My Splunk infrastructure (search head, indexer, etc.) is deployed on Windows servers.
As for any other Windows server, I have the requirement to collect event logs, etc. I would like to know if it is possible to make a dual install of Splunk Enterprise and the Universal Forwarder on the same server in order to make a clear separation between search head, indexer roles and the windows server auditing part which is common to other standard Windows servers.
In such a case, it would allow me to have the capability to push new apps to the universal forwarder (new audit rule, etc.) in the same way than others servers, and especially being free to restart the UF service without any fear to impact search head, indexer critical roles.
Is it technically supported ? Does it make sense ?
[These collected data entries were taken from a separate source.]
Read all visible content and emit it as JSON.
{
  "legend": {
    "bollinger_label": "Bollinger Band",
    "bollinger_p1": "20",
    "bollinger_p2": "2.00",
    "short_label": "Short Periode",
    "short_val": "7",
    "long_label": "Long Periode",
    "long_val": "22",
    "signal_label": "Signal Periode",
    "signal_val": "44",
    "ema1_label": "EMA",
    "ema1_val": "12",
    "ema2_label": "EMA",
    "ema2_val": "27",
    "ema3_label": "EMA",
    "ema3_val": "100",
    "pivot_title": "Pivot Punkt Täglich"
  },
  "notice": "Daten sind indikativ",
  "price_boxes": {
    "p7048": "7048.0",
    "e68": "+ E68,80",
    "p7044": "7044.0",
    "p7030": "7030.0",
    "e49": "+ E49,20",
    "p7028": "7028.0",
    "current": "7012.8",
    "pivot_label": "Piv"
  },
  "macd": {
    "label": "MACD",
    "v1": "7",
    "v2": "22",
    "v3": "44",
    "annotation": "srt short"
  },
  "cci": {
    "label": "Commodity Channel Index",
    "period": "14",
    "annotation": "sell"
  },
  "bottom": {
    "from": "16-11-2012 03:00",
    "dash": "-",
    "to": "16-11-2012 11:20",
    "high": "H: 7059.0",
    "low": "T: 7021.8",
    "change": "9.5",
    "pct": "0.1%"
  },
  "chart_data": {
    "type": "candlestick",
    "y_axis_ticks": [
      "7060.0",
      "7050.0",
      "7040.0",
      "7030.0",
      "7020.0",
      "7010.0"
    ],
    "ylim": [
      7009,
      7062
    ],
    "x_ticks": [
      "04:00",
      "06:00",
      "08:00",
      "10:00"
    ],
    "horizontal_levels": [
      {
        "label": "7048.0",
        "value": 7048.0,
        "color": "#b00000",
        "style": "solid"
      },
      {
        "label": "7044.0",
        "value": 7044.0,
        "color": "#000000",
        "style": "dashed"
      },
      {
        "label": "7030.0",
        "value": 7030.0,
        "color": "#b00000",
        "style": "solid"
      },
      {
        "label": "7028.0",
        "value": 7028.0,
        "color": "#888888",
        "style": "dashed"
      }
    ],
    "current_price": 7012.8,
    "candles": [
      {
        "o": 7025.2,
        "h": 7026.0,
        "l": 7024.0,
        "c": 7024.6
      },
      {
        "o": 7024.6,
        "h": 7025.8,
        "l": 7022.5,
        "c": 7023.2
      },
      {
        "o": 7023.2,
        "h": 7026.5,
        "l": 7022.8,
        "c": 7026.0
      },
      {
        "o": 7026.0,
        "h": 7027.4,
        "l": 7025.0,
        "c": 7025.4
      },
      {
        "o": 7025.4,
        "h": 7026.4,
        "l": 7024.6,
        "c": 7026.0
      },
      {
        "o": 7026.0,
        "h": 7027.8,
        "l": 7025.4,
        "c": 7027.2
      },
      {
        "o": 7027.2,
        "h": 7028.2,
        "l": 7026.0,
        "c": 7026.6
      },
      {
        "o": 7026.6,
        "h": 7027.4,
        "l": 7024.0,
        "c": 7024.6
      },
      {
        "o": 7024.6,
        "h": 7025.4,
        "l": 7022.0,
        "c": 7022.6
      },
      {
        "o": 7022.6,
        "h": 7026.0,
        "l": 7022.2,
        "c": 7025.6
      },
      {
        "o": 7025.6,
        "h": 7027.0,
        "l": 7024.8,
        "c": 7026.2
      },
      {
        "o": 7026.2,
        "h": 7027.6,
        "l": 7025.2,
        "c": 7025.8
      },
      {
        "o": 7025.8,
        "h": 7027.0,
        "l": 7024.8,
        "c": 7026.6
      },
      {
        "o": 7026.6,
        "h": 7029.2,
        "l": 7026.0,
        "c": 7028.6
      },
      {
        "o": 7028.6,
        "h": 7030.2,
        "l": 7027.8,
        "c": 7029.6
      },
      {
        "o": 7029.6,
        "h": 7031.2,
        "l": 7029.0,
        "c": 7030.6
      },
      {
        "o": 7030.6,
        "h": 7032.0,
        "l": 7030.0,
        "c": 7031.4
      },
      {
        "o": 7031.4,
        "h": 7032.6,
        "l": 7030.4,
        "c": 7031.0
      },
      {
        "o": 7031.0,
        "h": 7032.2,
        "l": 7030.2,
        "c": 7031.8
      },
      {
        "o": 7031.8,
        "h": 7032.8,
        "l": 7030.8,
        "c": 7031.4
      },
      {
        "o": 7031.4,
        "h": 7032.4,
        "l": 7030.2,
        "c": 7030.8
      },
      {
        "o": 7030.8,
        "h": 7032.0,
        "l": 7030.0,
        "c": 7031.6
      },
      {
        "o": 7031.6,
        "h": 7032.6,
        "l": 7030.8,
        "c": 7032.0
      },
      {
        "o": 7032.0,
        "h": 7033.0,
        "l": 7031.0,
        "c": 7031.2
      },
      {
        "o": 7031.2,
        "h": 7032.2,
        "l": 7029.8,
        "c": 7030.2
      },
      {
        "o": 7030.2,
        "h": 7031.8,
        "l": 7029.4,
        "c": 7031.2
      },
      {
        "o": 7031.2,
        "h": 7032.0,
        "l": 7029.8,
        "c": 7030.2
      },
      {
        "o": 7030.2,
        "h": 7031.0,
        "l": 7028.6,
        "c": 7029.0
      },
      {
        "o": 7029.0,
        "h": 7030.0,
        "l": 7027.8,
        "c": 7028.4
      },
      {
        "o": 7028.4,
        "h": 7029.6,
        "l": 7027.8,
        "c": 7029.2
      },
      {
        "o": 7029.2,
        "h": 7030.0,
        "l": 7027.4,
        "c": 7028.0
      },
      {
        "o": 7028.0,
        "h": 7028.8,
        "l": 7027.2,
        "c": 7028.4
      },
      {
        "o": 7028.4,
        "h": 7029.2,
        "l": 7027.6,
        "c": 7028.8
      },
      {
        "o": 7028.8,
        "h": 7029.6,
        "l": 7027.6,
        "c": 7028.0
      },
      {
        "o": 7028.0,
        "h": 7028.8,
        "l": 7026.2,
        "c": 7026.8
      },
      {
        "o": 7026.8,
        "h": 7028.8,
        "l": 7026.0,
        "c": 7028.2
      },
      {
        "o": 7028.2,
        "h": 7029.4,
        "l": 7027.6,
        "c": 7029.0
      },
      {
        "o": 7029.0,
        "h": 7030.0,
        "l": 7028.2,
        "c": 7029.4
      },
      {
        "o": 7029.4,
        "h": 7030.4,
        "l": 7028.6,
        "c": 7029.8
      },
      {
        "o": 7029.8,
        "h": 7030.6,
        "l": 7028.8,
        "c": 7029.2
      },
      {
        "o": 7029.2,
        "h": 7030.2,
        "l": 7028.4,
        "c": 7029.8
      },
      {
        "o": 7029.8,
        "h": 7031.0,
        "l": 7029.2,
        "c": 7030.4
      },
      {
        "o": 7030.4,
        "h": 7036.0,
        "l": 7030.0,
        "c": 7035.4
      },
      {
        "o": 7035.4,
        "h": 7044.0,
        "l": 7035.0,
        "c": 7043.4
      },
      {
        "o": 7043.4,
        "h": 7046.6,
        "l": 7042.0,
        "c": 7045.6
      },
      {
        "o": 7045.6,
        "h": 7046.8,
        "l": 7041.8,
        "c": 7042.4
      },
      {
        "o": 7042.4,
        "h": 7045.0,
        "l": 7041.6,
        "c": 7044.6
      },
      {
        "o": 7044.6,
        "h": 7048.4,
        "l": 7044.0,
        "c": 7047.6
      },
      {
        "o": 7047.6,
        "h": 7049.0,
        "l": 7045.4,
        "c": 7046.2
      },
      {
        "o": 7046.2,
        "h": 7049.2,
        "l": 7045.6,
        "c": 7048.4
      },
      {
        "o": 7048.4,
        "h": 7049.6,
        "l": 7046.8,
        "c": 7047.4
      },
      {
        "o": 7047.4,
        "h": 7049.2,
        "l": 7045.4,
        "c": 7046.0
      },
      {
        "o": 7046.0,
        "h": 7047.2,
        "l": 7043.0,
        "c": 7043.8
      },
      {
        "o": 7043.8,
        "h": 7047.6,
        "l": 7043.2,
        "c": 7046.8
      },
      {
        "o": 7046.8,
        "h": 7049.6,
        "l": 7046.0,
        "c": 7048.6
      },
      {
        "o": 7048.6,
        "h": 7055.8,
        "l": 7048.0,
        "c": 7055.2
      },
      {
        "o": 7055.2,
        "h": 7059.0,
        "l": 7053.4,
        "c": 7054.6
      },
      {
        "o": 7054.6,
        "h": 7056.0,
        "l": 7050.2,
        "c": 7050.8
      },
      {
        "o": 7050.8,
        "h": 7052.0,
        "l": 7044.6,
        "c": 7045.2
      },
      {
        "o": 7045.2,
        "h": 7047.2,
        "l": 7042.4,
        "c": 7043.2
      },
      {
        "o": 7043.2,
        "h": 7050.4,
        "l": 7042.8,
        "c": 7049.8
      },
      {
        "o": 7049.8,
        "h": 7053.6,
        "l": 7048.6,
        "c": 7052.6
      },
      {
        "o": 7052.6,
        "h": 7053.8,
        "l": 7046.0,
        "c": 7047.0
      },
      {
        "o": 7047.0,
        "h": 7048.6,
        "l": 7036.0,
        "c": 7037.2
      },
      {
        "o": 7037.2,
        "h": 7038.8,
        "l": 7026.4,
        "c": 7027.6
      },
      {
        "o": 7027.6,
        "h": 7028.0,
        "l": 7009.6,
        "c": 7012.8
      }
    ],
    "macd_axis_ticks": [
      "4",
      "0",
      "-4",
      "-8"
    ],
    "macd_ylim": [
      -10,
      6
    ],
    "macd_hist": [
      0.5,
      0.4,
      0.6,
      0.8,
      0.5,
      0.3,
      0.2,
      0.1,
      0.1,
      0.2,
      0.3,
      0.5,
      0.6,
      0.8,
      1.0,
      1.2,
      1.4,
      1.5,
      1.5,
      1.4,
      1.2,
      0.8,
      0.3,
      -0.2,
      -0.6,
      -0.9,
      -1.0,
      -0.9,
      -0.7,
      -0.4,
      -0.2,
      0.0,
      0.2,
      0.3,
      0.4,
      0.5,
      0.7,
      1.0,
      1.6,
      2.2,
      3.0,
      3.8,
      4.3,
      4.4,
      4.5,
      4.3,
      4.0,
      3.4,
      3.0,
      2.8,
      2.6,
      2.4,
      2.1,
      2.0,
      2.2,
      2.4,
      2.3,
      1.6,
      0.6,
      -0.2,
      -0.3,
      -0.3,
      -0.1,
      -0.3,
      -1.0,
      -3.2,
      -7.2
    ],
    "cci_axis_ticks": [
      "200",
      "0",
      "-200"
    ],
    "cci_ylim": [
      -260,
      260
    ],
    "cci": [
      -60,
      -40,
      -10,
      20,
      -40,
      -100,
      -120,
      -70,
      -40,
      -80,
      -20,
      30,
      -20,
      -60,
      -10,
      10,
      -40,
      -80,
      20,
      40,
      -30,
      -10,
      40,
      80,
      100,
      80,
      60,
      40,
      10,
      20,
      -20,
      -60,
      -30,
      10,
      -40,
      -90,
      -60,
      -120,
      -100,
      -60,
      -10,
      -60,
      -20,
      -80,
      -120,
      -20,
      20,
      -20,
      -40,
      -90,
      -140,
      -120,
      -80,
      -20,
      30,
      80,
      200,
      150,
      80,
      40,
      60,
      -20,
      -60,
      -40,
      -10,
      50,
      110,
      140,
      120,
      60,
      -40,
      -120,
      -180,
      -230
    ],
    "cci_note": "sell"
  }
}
I did it but was a temporary situation with a Splunk Enterprise that I was dismissing: I don't suggest to have a standard configuration with two instances (one Enterprise and one Forwarder) also because you have to verify the resource usege of both the environments, maybe is better to use two separated virtual instances.
Every way, here you can find some information on the installation and configuration: https://wiki.splunk.com/Community:Run_multiple_Splunks_on_one_machine
Thanks for the link. This link looks to discuss about install of two server instances on the same server.
In my case, it is about one server instance + one UF instance. (I hope) it is more easier to manage in my case.
But information are very interesting in any case.
It is completely possible, but I would not recommend it, in general.
Tell us more about your Searcheads and Indexers. How many? How are they set up (standalone, clustered)?
Hello, number should not matter as I am typically looking for a strategy that would allow me to safely ignore the specific Splunk role of a given Windows server when it is used to host a Splunk Enterprise Role.
As far as role is concerned, you can assume I have to deploy most of typical roles in both standalone or cluster mode.
To give a more practical scenario, it does happen we have the need during temporary period to increase audit level on a specific aspect of our Windows servers. In such a case:
1. We used to deploy an additional app covering the use case
2. Any Windows server is to be targeted, whatever it does act as Splunk Enterprise server or not
3. we need to go fast and I want a seamless experience as much as possible.
In others words, I can afford to blindly restart UF, I cannot for Enterprise roles. So my suggestion/question of dual install of UF and server role.
The number matters because it helps to dictate the solution you build.
Answering this type of question without understanding your environment is careless.
If you are talking about a few standalone SH/indexers...then adding another process to do a job the existing process can do seems overkill.
If you are talking a cluster of 40 indexers then you should simply be using the cluster master. SHC should use deployer...
Plus... you can change input monitors without re-starting splunk at all...
Regardless, well built splunk architectures have many built in redundancies to allow admins to restart processes when needed...I guess it all depends on what your priorities are and how its been built...
that can be the hardest part of being a splunk admin....everything is possible...most times its not CAN you, its SHOULD you.
I say test it out and see of it provides the streamlining you are looking for, cause while your theory is based on this particular scenario, it adds much more complexity, and possibly performance concerns, to administrating your environment.
Thanks for your additional feedback.
my intention by not giving environment sizing was to re-inforce the need for a solution that will be scalable... But indeed, I have nothing to hide. As of today, I have 3 x SHC + 1 x Deployer + 3 x HEC + 3 clustered indexes with plan to grow.
NP at all. That's why I asked. If you are in a smallish environment with lots of standalone, you could hack something together, but in a growing, traditionally architected Splunk deployment, the most scalable solution is to manage the searchheads and indexers with the cluster master and the deployer, and to have an app ready for when you need to up the ante on your logging.
I think by default Splunk installs a UF with a Windows installation of Splunk.
You do het a warning message when you start the UF that it has changed the Splunk Home path.
Same as other people above.
Do not recommend to do that if you're looking for a good practice in general from performance/system resource usage point of view.
Technically you can install one UF and one Full package. However, depending on resource usage by each Splunk instances, you may encounter system resource issue and have performance related errors. I would do this only test environment or both Splunk instances won't use up system resources (this means very light usage, not like heavy searches, dashboards, high indexing volume, tons of monitoring, a lot of network sockets/volume usage, etc.)